Просто Лавгуд. И просто Дельфингтон. В университете все зовут друг друга по фамилии. Не разделяя на мужчин и женщин. Так проще.
– Ты не ответил, – настойчиво спрашивает Адель. Он, постанывая, переворачивается на бок и шарит в кармане. Кусочек блестящего металла. Всего лишь.
– Подумал, наверное, пригодится. Починить. Фотоаппарат разбился, – и вертит, вертит в руках сверкающую штуковинку, словно загипнотизировать хочет.
– Ты не мог бы всё же объяснить мне, – Адель отнимает у него детальку. – Как это понимать?
– Ведь война, Дельфингтон, – а она смотрит, не отрываясь, на слезу у него на щеке. – Она и до меня добралась.
– Просто лежи, – настойчиво произносит Адель, видя, что он порывается встать. – Война – не бродячий торговец, не ярмарочный зазывала и даже не волк. Насколько я понимаю, она не будет бегать за тобой в материальном обличии и уговаривать, чтоб ты не проходил мимо.

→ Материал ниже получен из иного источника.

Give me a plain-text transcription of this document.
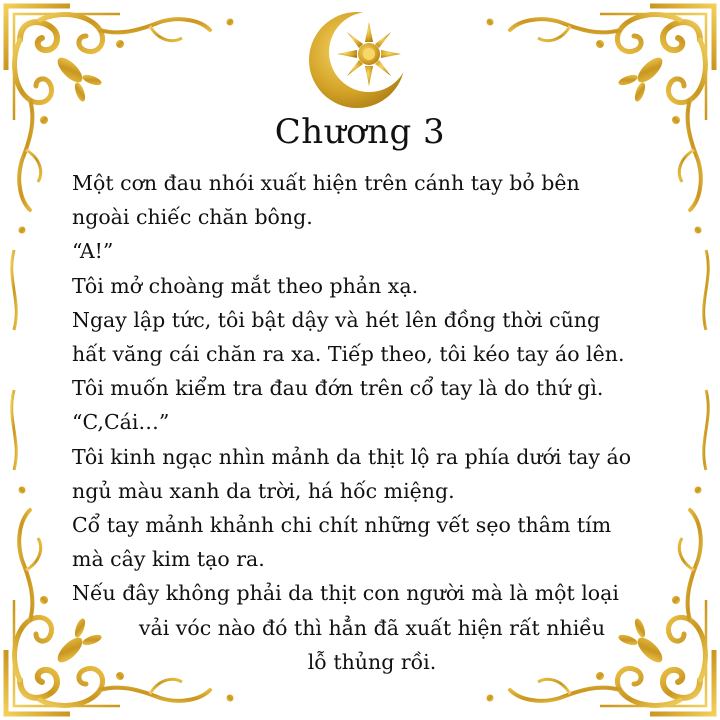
Chương 3
Một cơn đau nhói xuất hiện trên cánh tay bỏ bên
ngoài chiếc chăn bông.
“A!”
Tôi mở choàng mắt theo phản xạ.
Ngay lập tức, tôi bật dậy và hét lên đồng thời cũng
hất văng cái chăn ra xa. Tiếp theo, tôi kéo tay áo lên.
Tôi muốn kiểm tra đau đớn trên cổ tay là do thứ gì.
“C,Cái…”
Tôi kinh ngạc nhìn mảnh da thịt lộ ra phía dưới tay áo
ngủ màu xanh da trời, há hốc miệng.
Cổ tay mảnh khảnh chi chít những vết sẹo thâm tím
mà cây kim tạo ra.
Nếu đây không phải da thịt con người mà là một loại
vải vóc nào đó thì hẳn đã xuất hiện rất nhiều
lỗ thủng rồi.
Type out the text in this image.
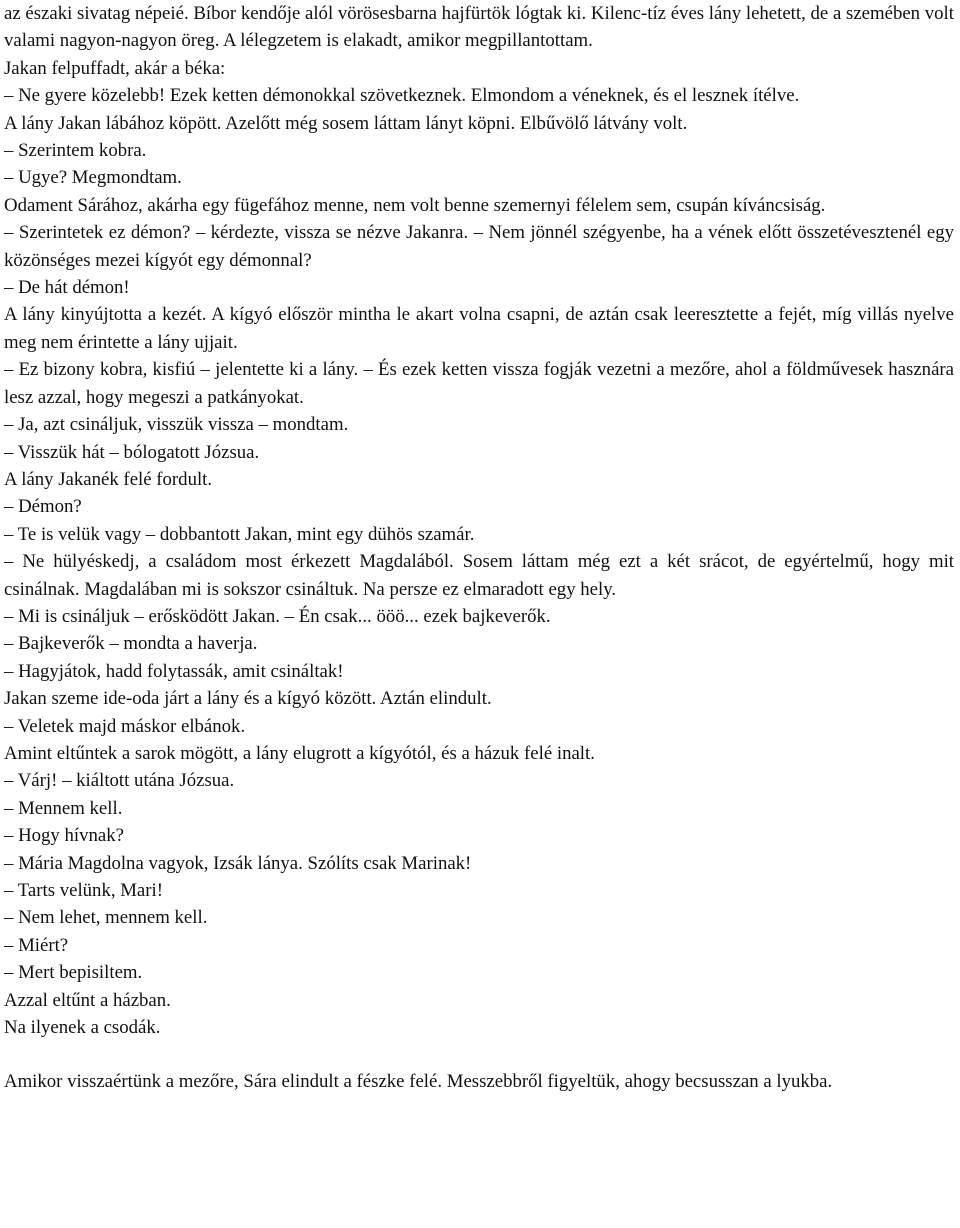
az északi sivatag népeié. Bíbor kendője alól vörösesbarna hajfürtök lógtak ki. Kilenc-tíz éves lány lehetett, de a szemében volt valami nagyon-nagyon öreg. A lélegzetem is elakadt, amikor megpillantottam.

Jakan felpuffadt, akár a béka:

– Ne gyere közelebb! Ezek ketten démonokkal szövetkeznek. Elmondom a véneknek, és el lesznek ítélve.

A lány Jakan lábához köpött. Azelőtt még sosem láttam lányt köpni. Elbűvölő látvány volt.

– Szerintem kobra.

– Ugye? Megmondtam.

Odament Sárához, akárha egy fügefához menne, nem volt benne szemernyi félelem sem, csupán kíváncsiság.

– Szerintetek ez démon? – kérdezte, vissza se nézve Jakanra. – Nem jönnél szégyenbe, ha a vének előtt összetévesztenél egy közönséges mezei kígyót egy démonnal?

– De hát démon!

A lány kinyújtotta a kezét. A kígyó először mintha le akart volna csapni, de aztán csak leeresztette a fejét, míg villás nyelve meg nem érintette a lány ujjait.

– Ez bizony kobra, kisfiú – jelentette ki a lány. – És ezek ketten vissza fogják vezetni a mezőre, ahol a földművesek hasznára lesz azzal, hogy megeszi a patkányokat.

– Ja, azt csináljuk, visszük vissza – mondtam.

– Visszük hát – bólogatott Józsua.

A lány Jakanék felé fordult.

– Démon?

– Te is velük vagy – dobbantott Jakan, mint egy dühös szamár.

– Ne hülyéskedj, a családom most érkezett Magdalából. Sosem láttam még ezt a két srácot, de egyértelmű, hogy mit csinálnak. Magdalában mi is sokszor csináltuk. Na persze ez elmaradott egy hely.

– Mi is csináljuk – erősködött Jakan. – Én csak... ööö... ezek bajkeverők.

– Bajkeverők – mondta a haverja.

– Hagyjátok, hadd folytassák, amit csináltak!

Jakan szeme ide-oda járt a lány és a kígyó között. Aztán elindult.

– Veletek majd máskor elbánok.

Amint eltűntek a sarok mögött, a lány elugrott a kígyótól, és a házuk felé inalt.

– Várj! – kiáltott utána Józsua.

– Mennem kell.

– Hogy hívnak?

– Mária Magdolna vagyok, Izsák lánya. Szólíts csak Marinak!

– Tarts velünk, Mari!

– Nem lehet, mennem kell.

– Miért?

– Mert bepisiltem.

Azzal eltűnt a házban.

Na ilyenek a csodák.

Amikor visszaértünk a mezőre, Sára elindult a fészke felé. Messzebbről figyeltük, ahogy becsusszan a lyukba.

– Я завёл себе цыплёнка, – говорит он. А пальцы вздрагивают и перебирают что-то невидимое, словно всё ещё вертят металлическую штучку. – Знаешь, он такой маленький. Его здорово брать в руки, просто чтобы услышать трепет его сердца. Частый такой, а сам он – и весит-то не больше монеты – сидит у тебя в руках. У меня дома живёт цыплёнок, – повторяет он – и Адель понимает, что что-то произошло, может, этот цыплёнок умер? – Маленький. Понимаешь, просто прийти и услышать его писк. Это здорово, ты даже не представляешь, как. Приходишь, а он уже там, ждёт, и ты слышишь, как он пищит.